Abstract

Present-day river forms and processes are in many cases conditioned by the consequences of anthropogenic modifications such as dams, embankments and gravel mining. Fluvial geomorphologists have typically investigated the effects of these human impacts using a so-called expert-based approach, whereby observed association or synchronicity between geomorphological changes and a given, preidentified impact, are interpreted as evidence of causation. This approach has important limitations when the effects of multiple human interventions interact along the same river corridor or overlap with the legacy of natural changes affecting the sediment - water balance. In such situations, the establishment of causal links between channel morphology and single impacts is not as straightforward as commonly assumed and the conclusions are susceptible to ‘confirmation biases’. In this paper we highlight this risk through an assessment of human impacts on the Rhône River within a multi-driver context.

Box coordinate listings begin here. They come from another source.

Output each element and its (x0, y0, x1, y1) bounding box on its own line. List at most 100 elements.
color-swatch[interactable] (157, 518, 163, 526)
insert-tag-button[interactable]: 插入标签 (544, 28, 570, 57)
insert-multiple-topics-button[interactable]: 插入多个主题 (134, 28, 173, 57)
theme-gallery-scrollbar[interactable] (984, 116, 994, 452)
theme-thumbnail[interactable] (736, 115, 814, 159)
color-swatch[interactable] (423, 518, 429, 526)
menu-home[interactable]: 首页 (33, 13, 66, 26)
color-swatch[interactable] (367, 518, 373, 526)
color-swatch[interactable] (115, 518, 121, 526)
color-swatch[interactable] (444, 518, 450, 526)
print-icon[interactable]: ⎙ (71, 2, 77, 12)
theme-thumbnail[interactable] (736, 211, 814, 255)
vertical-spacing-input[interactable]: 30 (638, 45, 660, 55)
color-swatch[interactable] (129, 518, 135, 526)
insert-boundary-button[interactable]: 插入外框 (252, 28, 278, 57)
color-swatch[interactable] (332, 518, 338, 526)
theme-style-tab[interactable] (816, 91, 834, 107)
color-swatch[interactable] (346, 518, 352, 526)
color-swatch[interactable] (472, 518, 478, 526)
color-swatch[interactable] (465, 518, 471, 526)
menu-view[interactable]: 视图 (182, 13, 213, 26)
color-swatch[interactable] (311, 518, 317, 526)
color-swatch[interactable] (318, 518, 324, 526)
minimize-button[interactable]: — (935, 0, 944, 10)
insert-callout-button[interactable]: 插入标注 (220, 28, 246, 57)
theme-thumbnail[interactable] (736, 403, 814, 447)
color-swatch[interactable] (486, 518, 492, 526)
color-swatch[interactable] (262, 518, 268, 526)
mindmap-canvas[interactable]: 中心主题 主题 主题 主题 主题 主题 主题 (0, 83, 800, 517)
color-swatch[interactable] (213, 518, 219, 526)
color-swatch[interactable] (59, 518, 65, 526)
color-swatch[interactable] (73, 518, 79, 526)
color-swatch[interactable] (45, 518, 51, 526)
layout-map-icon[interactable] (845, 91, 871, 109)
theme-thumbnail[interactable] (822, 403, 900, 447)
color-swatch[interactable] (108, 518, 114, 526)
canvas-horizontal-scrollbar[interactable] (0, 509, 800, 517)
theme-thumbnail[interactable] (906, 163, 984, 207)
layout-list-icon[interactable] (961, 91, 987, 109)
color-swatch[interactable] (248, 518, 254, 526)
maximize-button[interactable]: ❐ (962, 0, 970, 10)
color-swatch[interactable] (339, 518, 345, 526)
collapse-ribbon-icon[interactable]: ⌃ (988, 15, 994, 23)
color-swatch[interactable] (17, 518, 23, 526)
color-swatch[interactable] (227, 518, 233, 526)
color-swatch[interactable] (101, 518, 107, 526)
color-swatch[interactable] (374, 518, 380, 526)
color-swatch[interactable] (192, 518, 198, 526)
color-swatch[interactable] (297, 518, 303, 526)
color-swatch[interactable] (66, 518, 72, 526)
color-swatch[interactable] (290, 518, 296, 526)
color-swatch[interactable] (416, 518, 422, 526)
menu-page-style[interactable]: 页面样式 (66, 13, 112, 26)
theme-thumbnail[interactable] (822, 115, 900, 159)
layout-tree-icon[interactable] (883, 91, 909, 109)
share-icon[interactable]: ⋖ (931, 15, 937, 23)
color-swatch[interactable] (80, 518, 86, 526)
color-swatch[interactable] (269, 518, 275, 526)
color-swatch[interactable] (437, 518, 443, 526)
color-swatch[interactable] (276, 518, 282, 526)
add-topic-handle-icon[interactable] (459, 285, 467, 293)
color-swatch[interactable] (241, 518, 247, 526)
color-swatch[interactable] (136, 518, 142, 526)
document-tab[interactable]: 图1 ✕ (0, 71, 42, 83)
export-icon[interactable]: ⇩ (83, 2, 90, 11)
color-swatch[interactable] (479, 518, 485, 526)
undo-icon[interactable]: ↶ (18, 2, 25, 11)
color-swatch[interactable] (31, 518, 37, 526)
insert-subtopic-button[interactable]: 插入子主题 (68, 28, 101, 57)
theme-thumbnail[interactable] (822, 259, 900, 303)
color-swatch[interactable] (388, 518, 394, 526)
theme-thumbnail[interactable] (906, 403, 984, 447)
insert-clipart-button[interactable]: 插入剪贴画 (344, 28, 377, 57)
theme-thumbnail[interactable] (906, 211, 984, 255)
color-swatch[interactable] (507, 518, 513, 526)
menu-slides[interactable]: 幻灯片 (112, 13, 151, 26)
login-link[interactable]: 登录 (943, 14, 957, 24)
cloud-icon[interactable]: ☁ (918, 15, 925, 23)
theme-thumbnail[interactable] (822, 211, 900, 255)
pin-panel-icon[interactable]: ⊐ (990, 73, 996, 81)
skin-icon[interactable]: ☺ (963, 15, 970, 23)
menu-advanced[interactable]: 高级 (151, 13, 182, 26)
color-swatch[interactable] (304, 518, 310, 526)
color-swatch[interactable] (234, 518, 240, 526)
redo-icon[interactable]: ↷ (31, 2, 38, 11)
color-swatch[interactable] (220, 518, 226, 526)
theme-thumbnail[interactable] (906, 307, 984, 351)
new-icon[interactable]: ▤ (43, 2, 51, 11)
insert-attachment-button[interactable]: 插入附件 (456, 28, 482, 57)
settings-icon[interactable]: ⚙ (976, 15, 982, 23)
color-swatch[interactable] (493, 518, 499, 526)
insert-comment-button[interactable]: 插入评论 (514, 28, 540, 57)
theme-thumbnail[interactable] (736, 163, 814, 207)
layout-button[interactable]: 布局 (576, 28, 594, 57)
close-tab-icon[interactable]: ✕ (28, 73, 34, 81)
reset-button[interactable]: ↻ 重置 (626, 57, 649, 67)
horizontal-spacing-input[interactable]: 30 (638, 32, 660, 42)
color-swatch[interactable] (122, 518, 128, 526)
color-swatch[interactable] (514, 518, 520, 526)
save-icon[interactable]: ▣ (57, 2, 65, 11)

The French Rhône is an excellent example of an Anthropocene river impacted by two main development phases during the twentieth century: embankments (1890s–1930s) followed by a series of multiple dams (1950s–1990s). We began by laying out several geomorphologically consistent hypotheses for the geomorphological trajectory of the Rhône over the twentieth century. Next, we tested these hypotheses against grain size data collected in the field in a structured and hypothesis-oriented way. Using this hypothesis-driven and deductive attribution analysis we identified the relative impacts of the different development phases on the present-day grain size distribution and in particular on armouring in the Rhône River, and proposed a hierarchy of dominant drivers of geomorphological change along the Rhone over the last century and a half. Our results led us to conclude that in the case of the Rhône, the effect of dams on armouring was negligible compared to a legacy of natural heritages and embankments.